Progress freighter to launch research satellite

ZVEZDNY GORODOK, Moscow region. Oct 24 (Interfax-AVN) - The new crew of the International Space Station (ISS), which starts its mission from Baikonur on November 14, will position the Chibis research satellite from the spent Progress freighter, Soyuz-TMA-22 crew commander Anton Shkaplerov told a Monday press conference in Zvezdny Gorodok.

"After the Progress undocks from the ISS, it will climb by 100 kilometers and automatically launch the satellite at the altitude of 500 kilometers," he said.

The ISS crew will replace the Progress docking unit with the satellite container. "Our task is to install the container with high precision," he said.

When the research satellite is launched, the Progress will burn in dense layers of the atmosphere, he said.

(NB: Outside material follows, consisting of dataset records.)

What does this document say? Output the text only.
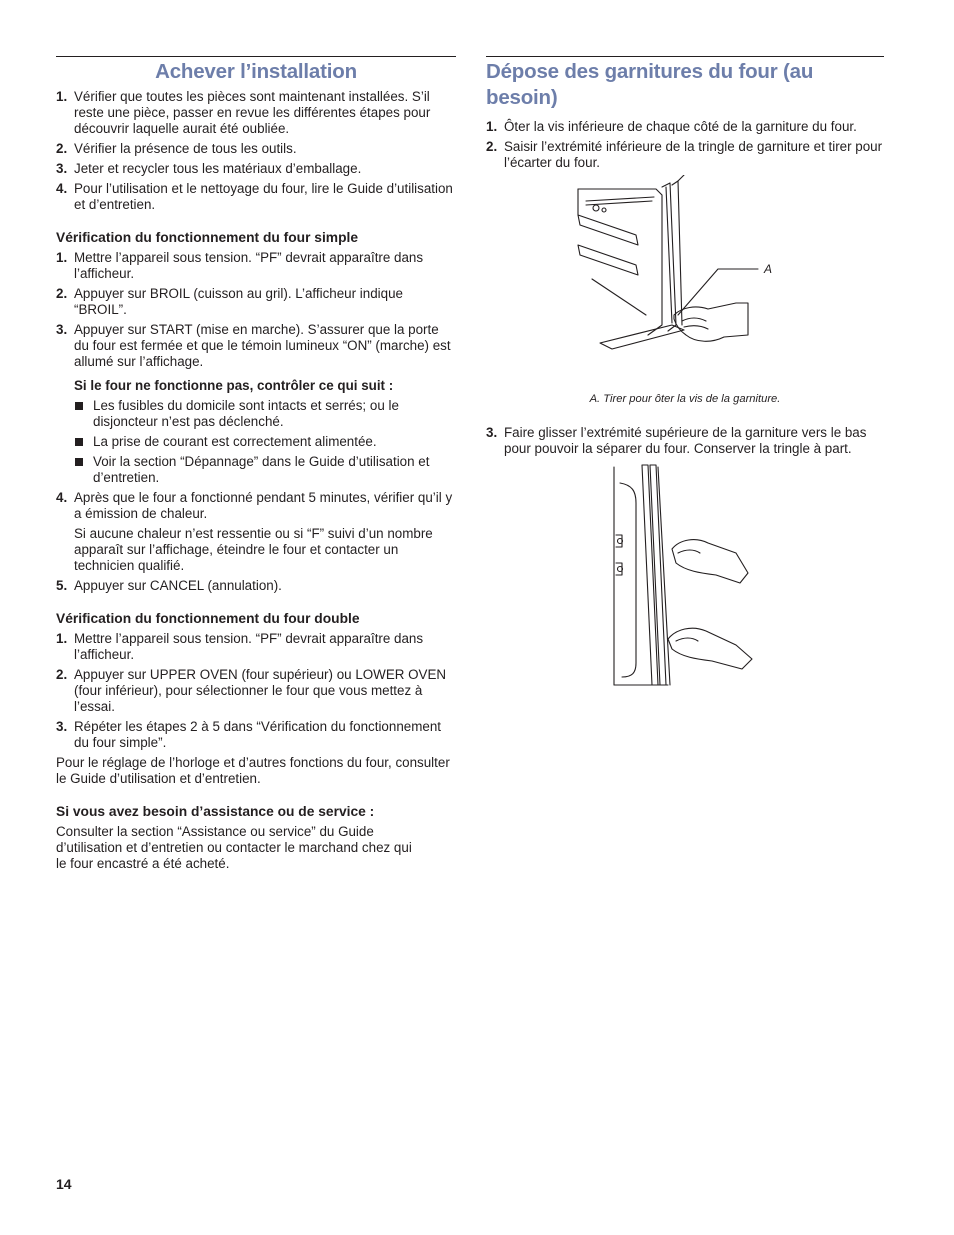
Achever l’installation
1. Vérifier que toutes les pièces sont maintenant installées. S’il reste une pièce, passer en revue les différentes étapes pour découvrir laquelle aurait été oubliée.
2. Vérifier la présence de tous les outils.
3. Jeter et recycler tous les matériaux d’emballage.
4. Pour l’utilisation et le nettoyage du four, lire le Guide d’utilisation et d’entretien.
Vérification du fonctionnement du four simple
1. Mettre l’appareil sous tension. “PF” devrait apparaître dans l’afficheur.
2. Appuyer sur BROIL (cuisson au gril). L’afficheur indique “BROIL”.
3. Appuyer sur START (mise en marche). S’assurer que la porte du four est fermée et que le témoin lumineux “ON” (marche) est allumé sur l’affichage.
Si le four ne fonctionne pas, contrôler ce qui suit :
Les fusibles du domicile sont intacts et serrés; ou le disjoncteur n’est pas déclenché.
La prise de courant est correctement alimentée.
Voir la section “Dépannage” dans le Guide d’utilisation et d’entretien.
4. Après que le four a fonctionné pendant 5 minutes, vérifier qu’il y a émission de chaleur.
Si aucune chaleur n’est ressentie ou si “F” suivi d’un nombre apparaît sur l’affichage, éteindre le four et contacter un technicien qualifié.
5. Appuyer sur CANCEL (annulation).
Vérification du fonctionnement du four double
1. Mettre l’appareil sous tension. “PF” devrait apparaître dans l’afficheur.
2. Appuyer sur UPPER OVEN (four supérieur) ou LOWER OVEN (four inférieur), pour sélectionner le four que vous mettez à l’essai.
3. Répéter les étapes 2 à 5 dans “Vérification du fonctionnement du four simple”.
Pour le réglage de l’horloge et d’autres fonctions du four, consulter le Guide d’utilisation et d’entretien.
Si vous avez besoin d’assistance ou de service :
Consulter la section “Assistance ou service” du Guide d’utilisation et d’entretien ou contacter le marchand chez qui le four encastré a été acheté.
Dépose des garnitures du four (au besoin)
1. Ôter la vis inférieure de chaque côté de la garniture du four.
2. Saisir l’extrémité inférieure de la tringle de garniture et tirer pour l’écarter du four.
A
A. Tirer pour ôter la vis de la garniture.
3. Faire glisser l’extrémité supérieure de la garniture vers le bas pour pouvoir la séparer du four. Conserver la tringle à part.
14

Progress M-13M will bring Chibis-M to the ISS together with other cargo. The satellite will study atmospheric lightening.

The micro-satellite weighs about 40 kilograms, including 12 kilograms of the research payload. That would be the first ever study of thunders in different spectrums of electromagnetic waves.

The satellite carries an X-ray gamma detector, an ultra-violet detector, a radio frequency analyzer, an optical digital camera and a set of plasma wave instruments.

The Space Instrument Design Bureau of the Space Research Institute of the Russian Academy of Sciences in Tarusa, Kaluga region, will receive data from the satellite and control its flight.